О том, что Гумилев был мужем Ахматовой я узнала только в «Живом Слове». Вместе с прочими сведениями о нем — Гумилев дважды ездил в Африку, Гумилев пошел добровольцем на войну, Гумилев в то время, когда все бегут из России, вернулся в Петербург из Лондона, где был прекрасно устроен. И, наконец, Гумилев развелся с Ахматовой и женился на Ане Энгельгардт. На дочери того самого старого профессора Энгельгардта, который читает у нас в «Живом Слове» китайскую литературу.
— Неужели вы не слыхали? Не знаете? А еще стихи пишете…
Нет, я не знала. Не слыхала.
Первая лекция Гумилева в Тенишевском Училище была назначена в пять.
Но я пришла уже за час, занять место поближе.
Зал понемногу наполняется разношерстной толпой. Состав аудитории первых лекций был совсем иной, чем впоследствии. Преобладали слушатели почтенного и даже чрезвычайно почтенного возраста. Какие-то дамы, какие-то бородатые интеллигенты, вперемежку с пролетариями в красных галстуках. Все они вскоре же отпали и не получив, должно быть, в «Живом Слове» того, что искали — перешли на другие курсы.
Курсов в те времена было великое множество — от переплетных и куроводства до изучения египетских и санскритских надписей. Учиться — и даром — можно было всему, что только пожелаешь.
Пробило пять часов. Потом четверть и половина шестого. Аудитория начала проявлять несомненные «признаки нетерпения» — кашлять и стучать ногами.
Всеволодский уже два раза выскакивал на эстраду объявлять, что лекция состоится, непременно состоится — Николай Степанович Гумилев уже вышел из дома и сейчас, сейчас будет. Не расходитесь! Здесь вы сидите в тепле. Здесь светло и тепло. И уютно. А на улице холод и ветер и дождь. Черт знает, что творится на улице. И дома ведь у вас тоже нетоплено и нет света. Одни коптилки, — убедительно уговаривал он. — Не расходитесь!
Но публика, не внимая его уговорам, начала понемногу расходиться. Моя соседка слева, нервная дама с вздрагивающим на носу пенсне, шумно покинула зал, насмешливо кинув мне: — А вы что, остаетесь? Перезимовать здесь намерены?
Мой сосед слева, студент, резонно отвечает ей:
— Столько уже ждали, можем и еще подождать. Тем более, что торопиться абсолютно некуда. Мне по крайней мере.
— И мне, — как эхо вторю я.
Я, действительно, готова ждать хоть до утра.
Всеволодский, надрываясь, старается удержать слушателей.
— Николай Степанович сейчас явится! Вы пожалеете, если не услышите его первую лекцию. Честное слово…
Не знаю, как другие, но я несомненно очень жалела бы, если бы не услышала первой лекции Гумилева.
— Он сейчас явится!..
И Гумилев, действительно, явился.
Именно «явился», а не пришел. Это было странное явление. В нем было что-то театральное, даже что-то оккультное. Или, вернее, это было явление существа с другой планеты. И это все почувствовали — удивленный шепот прокатился по рядам.
И смолк.
На эстраде, выскользнув из боковой дверцы, стоял Гумилев. Высокий, узкоплечий, в оленьей дохе, с белым рисунком по подолу, колыхавшейся вокруг его длинных худых ног.
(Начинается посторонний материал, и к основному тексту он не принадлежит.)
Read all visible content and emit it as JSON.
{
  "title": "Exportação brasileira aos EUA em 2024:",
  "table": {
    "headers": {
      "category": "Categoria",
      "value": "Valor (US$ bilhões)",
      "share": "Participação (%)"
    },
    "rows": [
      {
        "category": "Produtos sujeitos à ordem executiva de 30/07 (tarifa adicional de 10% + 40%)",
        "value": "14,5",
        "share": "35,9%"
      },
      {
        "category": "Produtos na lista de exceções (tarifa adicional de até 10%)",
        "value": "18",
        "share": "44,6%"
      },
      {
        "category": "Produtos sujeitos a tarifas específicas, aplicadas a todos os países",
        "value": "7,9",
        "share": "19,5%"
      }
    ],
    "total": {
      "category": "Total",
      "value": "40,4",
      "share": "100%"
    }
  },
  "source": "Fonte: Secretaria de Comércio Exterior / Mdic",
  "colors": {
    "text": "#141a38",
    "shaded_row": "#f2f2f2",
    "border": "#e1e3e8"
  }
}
Ушастая оленья шапка и пестрый африканский портфель придавали ему еще более необыкновенный вид.
Он стоял неподвижно, глядя прямо перед собой. С минуту? Может быть больше, может быть меньше. Но, мне показалось — долго. Мучительно долго. Потом двинулся к лекторскому столику у самой рампы, сел, аккуратно положил на стол свой пестрый портфель, и только тогда обеими руками снял с головы — как митру — свою оленью ушастую шапку и водрузил ее на портфель.
Все это он проделал медленно, очень медленно, с явным расчетом на эффект.
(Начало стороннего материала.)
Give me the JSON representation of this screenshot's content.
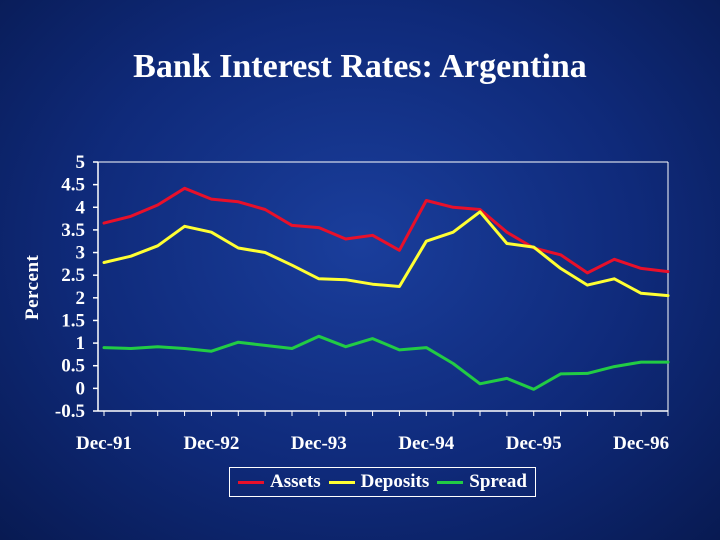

— Господа, — начал он гулким, уходящим в небо голосом — я предполагаю, что большинство из вас поэты. Или, вернее, считают себя поэтами. Но я боюсь, что прослушав мою лекцию, вы сильно поколеблетесь в этой своей уверенности.
Поэзия совсем не то, что вы думаете, и то, что вы пишете и считаете стихами, вряд ли имеет к ней хоть отдаленное отношение.
Поэзия такая же наука, как, скажем, математика. Не только нельзя (за редчайшим исключением гениев, которые, конечно, не в счет) стать поэтом, не изучив ее, но нельзя даже быть понимающим читателем, умеющим ценить стихи.